Intuition in Business

by Angela O’Connell and Pat Naylor

In a nutshell

1. What is intuition?

Intuition can be described as knowing something without knowing how you know it. This is because intuition is:

  • Non-verbal – and we are often lost for words to describe what we know
  • Needs to be tempered with analysis
  • Fast – rather like a computer zip file
  • Works outside our conscious awareness through pattern matching and our peripheral senses
  • Is often incomplete and lacking detail
  • Is very individual and works differently for each person, although there are some experiences most people recognise, such as a ‘gut feeling’


2. The mechanics of intuition

Intuition is largely concerned with the capacities of the right brain, or the subconscious mind.

  • The right brain is creative and imaginative.
  • It may think in symbols (which is a form of pattern matching).
  • It recognises faces and emotions – hence your gut feelings.
  • Intuitive thinking occurs when the brain is working to Alpha or Theta rhythms.


3. Getting a balance

Although the two hemispheres of the brain are separate, there is a link between them and the two sides seem to be complementary. The left side is dominant for language (regardless of whether you are right- or left-handed). The right side infers meanings from words and interprets the emotions from the tone of voice used when speaking.

  • Once we consciously use whole-brain thinking to reach solutions or generate ideas, we create a balance that ripples through to other areas of our work and lives.
  • Generating such ideas leads to more options, whether you are making huge life-affecting decisions or merely choosing what to have for dinner.


4. Luck and intuition

Research suggests that for best results in life, we should develop our luck/intuition.

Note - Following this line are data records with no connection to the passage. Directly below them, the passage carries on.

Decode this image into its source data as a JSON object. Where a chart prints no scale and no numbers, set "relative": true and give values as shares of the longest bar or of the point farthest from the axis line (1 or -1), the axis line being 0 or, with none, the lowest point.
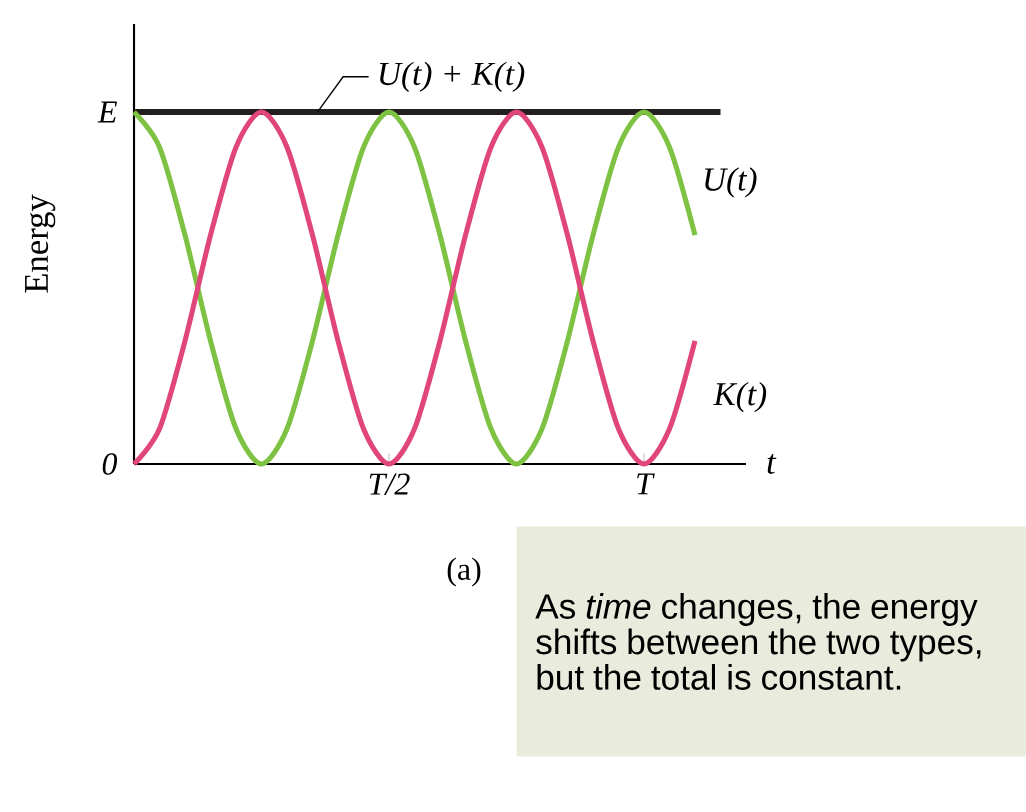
{
  "chart_data": {
    "type": "line",
    "xlabel": "t",
    "ylabel": "Energy",
    "relative": true,
    "categories": [
      null,
      null,
      null,
      null,
      null,
      null,
      null,
      null,
      null,
      null,
      "T/2",
      null,
      null,
      null,
      null,
      null,
      null,
      null,
      null,
      null,
      "T",
      null,
      null,
      null
    ],
    "series": [
      {
        "name": "U(t) + K(t)",
        "color": "#231f20",
        "values": [
          1,
          1,
          1,
          1,
          1,
          1,
          1,
          1,
          1,
          1,
          1,
          1,
          1,
          1,
          1,
          1,
          1,
          1,
          1,
          1,
          1,
          1,
          1,
          1
        ]
      },
      {
        "name": "U(t)",
        "color": "#7dc242",
        "values": [
          1,
          0.9,
          0.65,
          0.35,
          0.1,
          0,
          0.1,
          0.35,
          0.65,
          0.9,
          1,
          0.9,
          0.65,
          0.35,
          0.1,
          0,
          0.1,
          0.35,
          0.65,
          0.9,
          1,
          0.9,
          0.65,
          null
        ]
      },
      {
        "name": "K(t)",
        "color": "#e0457b",
        "values": [
          0,
          0.1,
          0.35,
          0.65,
          0.9,
          1,
          0.9,
          0.65,
          0.35,
          0.1,
          0,
          0.1,
          0.35,
          0.65,
          0.9,
          1,
          0.9,
          0.65,
          0.35,
          0.1,
          0,
          0.1,
          0.35,
          null
        ]
      }
    ],
    "annotations": [
      "E",
      "0",
      "(a)",
      "As *time* changes, the energy shifts between the two types, but the total is constant."
    ]
  }
}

  • Lucky people make successful decisions by using their intuition and gut feelings.
  • Lucky people create, notice and act upon the chance opportunities in their lives.
  • Lucky people’s expectations about the future help them fulfil their dreams and ambitions.
  • Lucky people are able to transform their bad luck into good fortune.


5. The benefits of using intuition

Tapping into your intuition will help you to come up with ideas that are not just good, but great, and get the best out of your relationships with others. Below are just some of situations in which you can enjoy the benefits that come from developing your intuition:

  • Knowing when to trust someone
  • Employing the right person
  • Understanding what customers really want
  • Taking difficult decisions
  • Nurturing creativity in your team
  • Explaining your ideas to others
  • Deciding whether to take a tempting job offer
  • Identifying why something is too good to be true
  • Knowing when to take a line of questioning further
  • Tried and tested or something new?


6. Measuring intuition

Some people trust their intuition more naturally than others. Here is a questionnaire to determine where you fall on the scale. It will show you whether

  • You need to develop your intuition
  • Gain a greater understanding of how it works in order to use it more and explain your ideas to others
  • Understand it better so that you can trust it even more
  • Help others to recognise and trust their intuition.

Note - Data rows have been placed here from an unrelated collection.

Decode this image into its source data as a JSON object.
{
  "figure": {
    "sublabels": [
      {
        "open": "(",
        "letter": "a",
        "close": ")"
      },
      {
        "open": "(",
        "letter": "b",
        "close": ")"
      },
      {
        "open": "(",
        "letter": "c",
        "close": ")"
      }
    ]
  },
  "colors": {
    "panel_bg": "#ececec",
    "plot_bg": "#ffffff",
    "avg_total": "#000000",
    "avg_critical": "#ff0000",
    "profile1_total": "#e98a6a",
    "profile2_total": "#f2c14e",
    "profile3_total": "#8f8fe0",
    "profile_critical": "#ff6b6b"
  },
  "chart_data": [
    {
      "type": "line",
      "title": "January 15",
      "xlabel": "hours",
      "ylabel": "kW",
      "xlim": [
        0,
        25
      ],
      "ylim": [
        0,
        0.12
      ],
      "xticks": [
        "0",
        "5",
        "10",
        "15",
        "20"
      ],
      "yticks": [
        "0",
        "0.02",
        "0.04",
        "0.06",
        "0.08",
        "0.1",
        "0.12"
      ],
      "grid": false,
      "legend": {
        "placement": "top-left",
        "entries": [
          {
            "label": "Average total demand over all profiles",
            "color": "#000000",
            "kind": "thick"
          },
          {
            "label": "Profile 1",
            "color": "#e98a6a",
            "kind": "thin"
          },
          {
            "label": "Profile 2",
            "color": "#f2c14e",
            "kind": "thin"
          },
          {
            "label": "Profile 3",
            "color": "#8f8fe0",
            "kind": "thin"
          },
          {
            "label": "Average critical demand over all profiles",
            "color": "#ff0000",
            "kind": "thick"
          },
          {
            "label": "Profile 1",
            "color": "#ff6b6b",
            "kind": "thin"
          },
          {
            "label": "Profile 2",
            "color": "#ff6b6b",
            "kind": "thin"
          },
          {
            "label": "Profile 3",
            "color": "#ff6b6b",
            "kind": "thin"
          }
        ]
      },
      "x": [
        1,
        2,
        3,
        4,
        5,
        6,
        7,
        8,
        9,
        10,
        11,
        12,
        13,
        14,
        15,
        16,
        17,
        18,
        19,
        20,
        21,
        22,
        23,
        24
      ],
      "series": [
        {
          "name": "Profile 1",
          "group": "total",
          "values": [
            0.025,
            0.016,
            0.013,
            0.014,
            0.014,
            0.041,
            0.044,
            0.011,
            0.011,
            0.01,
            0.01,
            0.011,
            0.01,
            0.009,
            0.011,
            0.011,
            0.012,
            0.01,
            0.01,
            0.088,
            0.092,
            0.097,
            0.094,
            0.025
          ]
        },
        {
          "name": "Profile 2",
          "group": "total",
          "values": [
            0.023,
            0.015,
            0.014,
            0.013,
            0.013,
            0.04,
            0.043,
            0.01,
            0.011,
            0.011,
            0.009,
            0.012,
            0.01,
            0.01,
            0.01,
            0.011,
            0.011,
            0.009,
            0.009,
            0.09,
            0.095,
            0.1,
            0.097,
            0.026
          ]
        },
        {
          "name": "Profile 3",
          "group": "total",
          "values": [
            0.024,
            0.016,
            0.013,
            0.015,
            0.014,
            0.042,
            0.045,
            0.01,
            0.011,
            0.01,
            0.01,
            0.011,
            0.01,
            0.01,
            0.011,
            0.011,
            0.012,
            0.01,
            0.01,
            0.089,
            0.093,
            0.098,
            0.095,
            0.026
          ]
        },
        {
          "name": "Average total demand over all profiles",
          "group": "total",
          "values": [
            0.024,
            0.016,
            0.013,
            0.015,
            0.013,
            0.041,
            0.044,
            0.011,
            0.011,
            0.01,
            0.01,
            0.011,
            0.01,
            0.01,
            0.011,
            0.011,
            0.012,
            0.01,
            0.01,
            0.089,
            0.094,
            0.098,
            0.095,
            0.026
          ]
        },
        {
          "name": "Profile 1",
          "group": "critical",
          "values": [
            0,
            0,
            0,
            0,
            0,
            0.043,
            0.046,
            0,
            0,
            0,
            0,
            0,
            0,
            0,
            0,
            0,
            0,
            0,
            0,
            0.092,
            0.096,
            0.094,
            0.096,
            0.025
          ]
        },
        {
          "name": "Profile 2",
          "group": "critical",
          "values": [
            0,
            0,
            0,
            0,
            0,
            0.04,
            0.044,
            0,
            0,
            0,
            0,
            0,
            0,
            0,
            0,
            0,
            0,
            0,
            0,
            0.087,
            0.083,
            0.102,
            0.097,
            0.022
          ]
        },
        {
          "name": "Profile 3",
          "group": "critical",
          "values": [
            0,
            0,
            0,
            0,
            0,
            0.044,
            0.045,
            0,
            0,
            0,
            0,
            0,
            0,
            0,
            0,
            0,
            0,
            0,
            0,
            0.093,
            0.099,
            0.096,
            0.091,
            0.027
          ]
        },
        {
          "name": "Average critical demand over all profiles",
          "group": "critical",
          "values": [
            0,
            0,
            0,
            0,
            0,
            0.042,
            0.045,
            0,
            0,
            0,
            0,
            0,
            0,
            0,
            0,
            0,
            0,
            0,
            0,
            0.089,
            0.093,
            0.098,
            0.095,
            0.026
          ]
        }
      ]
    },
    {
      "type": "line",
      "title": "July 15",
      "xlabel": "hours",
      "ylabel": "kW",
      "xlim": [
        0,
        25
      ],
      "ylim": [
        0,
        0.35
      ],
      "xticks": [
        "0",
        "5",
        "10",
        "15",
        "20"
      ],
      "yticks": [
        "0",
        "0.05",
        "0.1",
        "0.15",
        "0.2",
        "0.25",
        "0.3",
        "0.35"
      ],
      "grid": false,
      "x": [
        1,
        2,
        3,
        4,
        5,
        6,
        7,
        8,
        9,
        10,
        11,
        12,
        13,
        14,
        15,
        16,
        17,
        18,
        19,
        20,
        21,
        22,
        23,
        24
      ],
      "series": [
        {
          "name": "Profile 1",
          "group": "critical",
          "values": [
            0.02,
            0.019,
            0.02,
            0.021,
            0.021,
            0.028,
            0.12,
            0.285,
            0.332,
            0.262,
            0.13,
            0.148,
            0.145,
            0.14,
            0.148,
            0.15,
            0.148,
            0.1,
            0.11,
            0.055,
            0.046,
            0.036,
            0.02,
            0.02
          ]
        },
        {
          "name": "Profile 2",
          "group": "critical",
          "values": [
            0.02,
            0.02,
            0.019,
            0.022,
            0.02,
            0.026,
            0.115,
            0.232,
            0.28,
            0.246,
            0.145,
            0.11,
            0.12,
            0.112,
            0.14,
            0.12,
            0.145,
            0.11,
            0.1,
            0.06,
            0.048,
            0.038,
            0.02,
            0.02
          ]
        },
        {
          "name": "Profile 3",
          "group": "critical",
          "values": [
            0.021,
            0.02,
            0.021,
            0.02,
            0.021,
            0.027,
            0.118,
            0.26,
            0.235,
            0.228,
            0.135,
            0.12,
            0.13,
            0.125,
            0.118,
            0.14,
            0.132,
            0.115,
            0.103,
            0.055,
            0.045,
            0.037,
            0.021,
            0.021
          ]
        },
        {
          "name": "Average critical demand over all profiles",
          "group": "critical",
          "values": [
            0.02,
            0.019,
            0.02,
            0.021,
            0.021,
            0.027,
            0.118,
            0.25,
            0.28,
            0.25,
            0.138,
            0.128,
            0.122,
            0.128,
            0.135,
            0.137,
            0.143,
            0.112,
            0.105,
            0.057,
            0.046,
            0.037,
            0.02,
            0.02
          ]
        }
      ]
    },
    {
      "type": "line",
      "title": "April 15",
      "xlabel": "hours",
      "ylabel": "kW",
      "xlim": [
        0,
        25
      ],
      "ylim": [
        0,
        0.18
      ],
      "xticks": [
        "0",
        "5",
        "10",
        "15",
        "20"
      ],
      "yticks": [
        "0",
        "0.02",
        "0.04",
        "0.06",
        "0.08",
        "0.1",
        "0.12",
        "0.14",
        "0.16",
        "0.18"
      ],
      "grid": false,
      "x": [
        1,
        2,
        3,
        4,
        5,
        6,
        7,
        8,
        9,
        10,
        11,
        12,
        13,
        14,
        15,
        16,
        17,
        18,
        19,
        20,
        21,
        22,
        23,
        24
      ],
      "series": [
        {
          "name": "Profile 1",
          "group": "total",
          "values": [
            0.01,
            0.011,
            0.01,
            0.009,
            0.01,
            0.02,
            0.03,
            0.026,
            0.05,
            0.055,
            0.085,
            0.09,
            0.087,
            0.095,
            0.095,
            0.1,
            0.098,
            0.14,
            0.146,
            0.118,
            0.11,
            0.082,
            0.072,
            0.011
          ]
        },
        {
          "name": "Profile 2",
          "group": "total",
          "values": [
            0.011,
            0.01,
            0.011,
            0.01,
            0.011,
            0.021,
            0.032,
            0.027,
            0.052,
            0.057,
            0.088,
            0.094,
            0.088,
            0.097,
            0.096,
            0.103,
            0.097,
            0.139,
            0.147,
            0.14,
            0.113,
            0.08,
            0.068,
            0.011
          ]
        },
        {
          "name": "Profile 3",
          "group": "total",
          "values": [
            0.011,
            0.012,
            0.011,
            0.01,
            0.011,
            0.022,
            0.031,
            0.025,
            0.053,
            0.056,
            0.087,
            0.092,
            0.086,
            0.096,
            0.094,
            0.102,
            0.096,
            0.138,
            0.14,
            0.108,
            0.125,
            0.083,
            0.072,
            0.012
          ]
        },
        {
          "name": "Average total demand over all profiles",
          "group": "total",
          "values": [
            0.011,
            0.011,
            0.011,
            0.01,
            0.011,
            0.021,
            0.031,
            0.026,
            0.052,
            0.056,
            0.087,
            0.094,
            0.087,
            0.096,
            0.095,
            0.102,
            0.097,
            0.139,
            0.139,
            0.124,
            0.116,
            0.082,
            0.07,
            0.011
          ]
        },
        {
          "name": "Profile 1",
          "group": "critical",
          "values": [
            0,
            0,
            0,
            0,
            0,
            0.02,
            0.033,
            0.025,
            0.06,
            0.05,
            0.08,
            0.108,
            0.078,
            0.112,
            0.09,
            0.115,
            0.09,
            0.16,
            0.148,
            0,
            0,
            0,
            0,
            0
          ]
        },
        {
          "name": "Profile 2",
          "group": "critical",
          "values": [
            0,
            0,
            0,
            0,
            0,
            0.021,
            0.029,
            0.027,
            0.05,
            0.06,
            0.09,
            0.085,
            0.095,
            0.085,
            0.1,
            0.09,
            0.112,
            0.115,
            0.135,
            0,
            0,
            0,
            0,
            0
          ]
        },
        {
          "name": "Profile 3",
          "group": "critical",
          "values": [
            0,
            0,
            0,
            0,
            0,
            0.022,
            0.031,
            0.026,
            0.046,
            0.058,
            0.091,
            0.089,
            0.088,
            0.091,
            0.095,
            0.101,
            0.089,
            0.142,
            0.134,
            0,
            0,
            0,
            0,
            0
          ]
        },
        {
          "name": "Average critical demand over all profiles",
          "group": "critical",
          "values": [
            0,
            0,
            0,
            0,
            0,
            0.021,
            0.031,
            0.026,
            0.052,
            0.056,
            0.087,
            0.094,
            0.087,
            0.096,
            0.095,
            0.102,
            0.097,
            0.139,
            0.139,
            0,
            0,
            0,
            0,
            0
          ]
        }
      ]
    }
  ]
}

7. Becoming aware of your intuition

The first step to improving your intuition is to develop an awareness of how it works for you. To do this, relax and ask yourself some simple questions.

  • What happened to trigger your gut feeling?
  • Is that feeling pleasant or not?
  • Is it holding you back or encouraging you to do something?
  • Now that you recognise that feeling, what is your intuition trying to tell you?
  • Would it help to sleep on it?
  • How low or high is your energy level?
  • What else do you need for confirmation?

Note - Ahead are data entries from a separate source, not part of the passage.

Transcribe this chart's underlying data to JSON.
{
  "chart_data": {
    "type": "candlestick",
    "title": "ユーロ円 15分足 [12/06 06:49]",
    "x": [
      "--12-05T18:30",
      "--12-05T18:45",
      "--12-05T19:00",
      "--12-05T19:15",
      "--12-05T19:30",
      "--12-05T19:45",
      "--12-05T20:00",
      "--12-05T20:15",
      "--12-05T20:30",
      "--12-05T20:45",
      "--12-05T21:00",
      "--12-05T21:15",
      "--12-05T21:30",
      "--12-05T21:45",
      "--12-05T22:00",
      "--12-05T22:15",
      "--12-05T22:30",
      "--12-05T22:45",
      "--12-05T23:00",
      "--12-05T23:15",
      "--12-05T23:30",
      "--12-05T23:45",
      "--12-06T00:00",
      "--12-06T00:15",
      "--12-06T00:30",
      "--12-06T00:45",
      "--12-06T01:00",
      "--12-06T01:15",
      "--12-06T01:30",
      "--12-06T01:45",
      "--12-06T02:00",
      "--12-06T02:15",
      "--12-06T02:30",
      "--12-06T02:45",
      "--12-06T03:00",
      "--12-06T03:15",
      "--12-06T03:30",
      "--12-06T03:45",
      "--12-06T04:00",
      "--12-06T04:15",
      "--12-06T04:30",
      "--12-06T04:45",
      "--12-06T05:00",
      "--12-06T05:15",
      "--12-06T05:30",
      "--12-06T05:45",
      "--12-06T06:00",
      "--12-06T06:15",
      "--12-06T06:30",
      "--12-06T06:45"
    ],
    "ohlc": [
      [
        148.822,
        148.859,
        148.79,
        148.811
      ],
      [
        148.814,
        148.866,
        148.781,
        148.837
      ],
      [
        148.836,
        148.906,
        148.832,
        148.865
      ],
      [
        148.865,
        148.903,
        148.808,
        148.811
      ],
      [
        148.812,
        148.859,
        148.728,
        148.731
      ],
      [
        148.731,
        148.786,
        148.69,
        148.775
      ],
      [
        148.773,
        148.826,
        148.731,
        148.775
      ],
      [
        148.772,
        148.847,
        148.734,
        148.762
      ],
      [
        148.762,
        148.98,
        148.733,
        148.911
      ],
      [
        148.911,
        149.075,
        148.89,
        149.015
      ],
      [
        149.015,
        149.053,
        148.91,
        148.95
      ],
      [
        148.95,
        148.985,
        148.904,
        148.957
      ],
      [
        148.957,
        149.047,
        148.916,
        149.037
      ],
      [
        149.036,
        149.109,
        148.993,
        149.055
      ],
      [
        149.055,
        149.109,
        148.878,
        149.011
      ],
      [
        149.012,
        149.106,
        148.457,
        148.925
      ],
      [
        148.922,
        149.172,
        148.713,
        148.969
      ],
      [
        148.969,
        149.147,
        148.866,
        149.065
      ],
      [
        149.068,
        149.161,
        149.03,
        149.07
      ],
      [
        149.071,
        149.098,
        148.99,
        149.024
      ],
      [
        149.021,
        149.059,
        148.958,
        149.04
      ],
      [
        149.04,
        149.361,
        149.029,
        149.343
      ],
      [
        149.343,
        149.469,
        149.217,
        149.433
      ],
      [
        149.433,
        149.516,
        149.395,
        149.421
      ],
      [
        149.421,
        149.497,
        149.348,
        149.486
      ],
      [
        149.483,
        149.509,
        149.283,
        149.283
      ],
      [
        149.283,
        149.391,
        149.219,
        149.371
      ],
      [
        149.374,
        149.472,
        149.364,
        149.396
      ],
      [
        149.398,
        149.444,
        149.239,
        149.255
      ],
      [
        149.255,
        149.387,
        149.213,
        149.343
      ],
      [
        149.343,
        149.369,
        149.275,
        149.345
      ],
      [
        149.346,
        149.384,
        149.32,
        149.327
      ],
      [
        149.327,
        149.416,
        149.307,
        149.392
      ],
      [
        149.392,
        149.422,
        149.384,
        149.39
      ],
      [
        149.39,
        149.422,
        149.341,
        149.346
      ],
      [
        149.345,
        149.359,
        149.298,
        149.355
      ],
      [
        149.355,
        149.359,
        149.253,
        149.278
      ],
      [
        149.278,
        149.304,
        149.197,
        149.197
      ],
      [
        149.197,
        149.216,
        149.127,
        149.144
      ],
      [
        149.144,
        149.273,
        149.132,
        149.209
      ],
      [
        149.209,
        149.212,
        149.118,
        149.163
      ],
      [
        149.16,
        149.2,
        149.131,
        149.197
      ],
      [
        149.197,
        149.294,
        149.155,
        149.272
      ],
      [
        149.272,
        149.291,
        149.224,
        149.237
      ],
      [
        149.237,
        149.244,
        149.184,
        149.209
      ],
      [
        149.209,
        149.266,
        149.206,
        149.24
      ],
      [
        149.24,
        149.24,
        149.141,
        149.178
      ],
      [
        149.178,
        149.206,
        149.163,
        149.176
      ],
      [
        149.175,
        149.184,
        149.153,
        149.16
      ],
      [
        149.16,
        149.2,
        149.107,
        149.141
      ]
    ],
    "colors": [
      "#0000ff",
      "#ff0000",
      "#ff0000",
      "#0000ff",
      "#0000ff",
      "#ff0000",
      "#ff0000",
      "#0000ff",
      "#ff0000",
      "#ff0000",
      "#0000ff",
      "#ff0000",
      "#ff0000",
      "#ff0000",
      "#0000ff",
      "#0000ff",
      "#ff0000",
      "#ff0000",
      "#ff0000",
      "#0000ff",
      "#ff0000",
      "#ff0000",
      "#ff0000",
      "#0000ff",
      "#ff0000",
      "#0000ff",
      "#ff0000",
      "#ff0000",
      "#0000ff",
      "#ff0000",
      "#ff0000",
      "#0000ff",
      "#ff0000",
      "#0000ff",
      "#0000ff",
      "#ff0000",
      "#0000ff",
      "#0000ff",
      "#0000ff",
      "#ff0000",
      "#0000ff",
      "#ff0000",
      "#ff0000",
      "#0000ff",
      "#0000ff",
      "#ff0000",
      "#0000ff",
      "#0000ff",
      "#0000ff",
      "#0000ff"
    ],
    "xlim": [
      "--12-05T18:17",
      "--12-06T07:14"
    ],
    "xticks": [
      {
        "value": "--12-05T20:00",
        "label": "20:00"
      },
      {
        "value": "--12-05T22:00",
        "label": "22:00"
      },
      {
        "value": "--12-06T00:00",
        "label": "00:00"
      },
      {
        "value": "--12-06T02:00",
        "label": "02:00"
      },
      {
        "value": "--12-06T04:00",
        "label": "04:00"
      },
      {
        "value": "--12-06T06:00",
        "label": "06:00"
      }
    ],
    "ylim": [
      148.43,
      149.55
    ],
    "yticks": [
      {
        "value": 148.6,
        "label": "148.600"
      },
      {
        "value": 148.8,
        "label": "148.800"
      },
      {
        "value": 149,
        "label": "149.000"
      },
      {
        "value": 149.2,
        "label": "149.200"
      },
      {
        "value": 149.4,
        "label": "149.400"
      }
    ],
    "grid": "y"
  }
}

8. Using others’ intuition

Research shows that managers who are comfortable using their own intuitive judgment are often uncomfortable about relying on other people’s intuition. How can I trust someone else’s intuition? By asking them some simple questions, you can determine whether your colleague’s intuition has something worth pursuing. To discover if your staff operate from intuition, get them to do the Questionnaire, then ask these questions:

  • What helps you to be intuitive?
  • What hinders you from being intuitive?


9. Developing your intuition

There are many ways of accessing and developing your intuition. Trust your intuition to tell you which one will work best for you.

  • Talk to people you think are intuitive. Ask them what they are thinking about or doing when they get a brainwave. Find out how their minds work.
  • Get yourself in the zone by becoming totally absorbed in an activity, occupying the left brain so the right brain is free to come up with ideas.
  • Turn the problem into a story that will give you the key to the solution.
  • What attracts you when you are not at work – what’s the missing quality you’ve been looking for?
  • Find out how senior managers use their intuition.
  • Learn to follow your gut instincts – if you are holding back, maybe there’s a reason.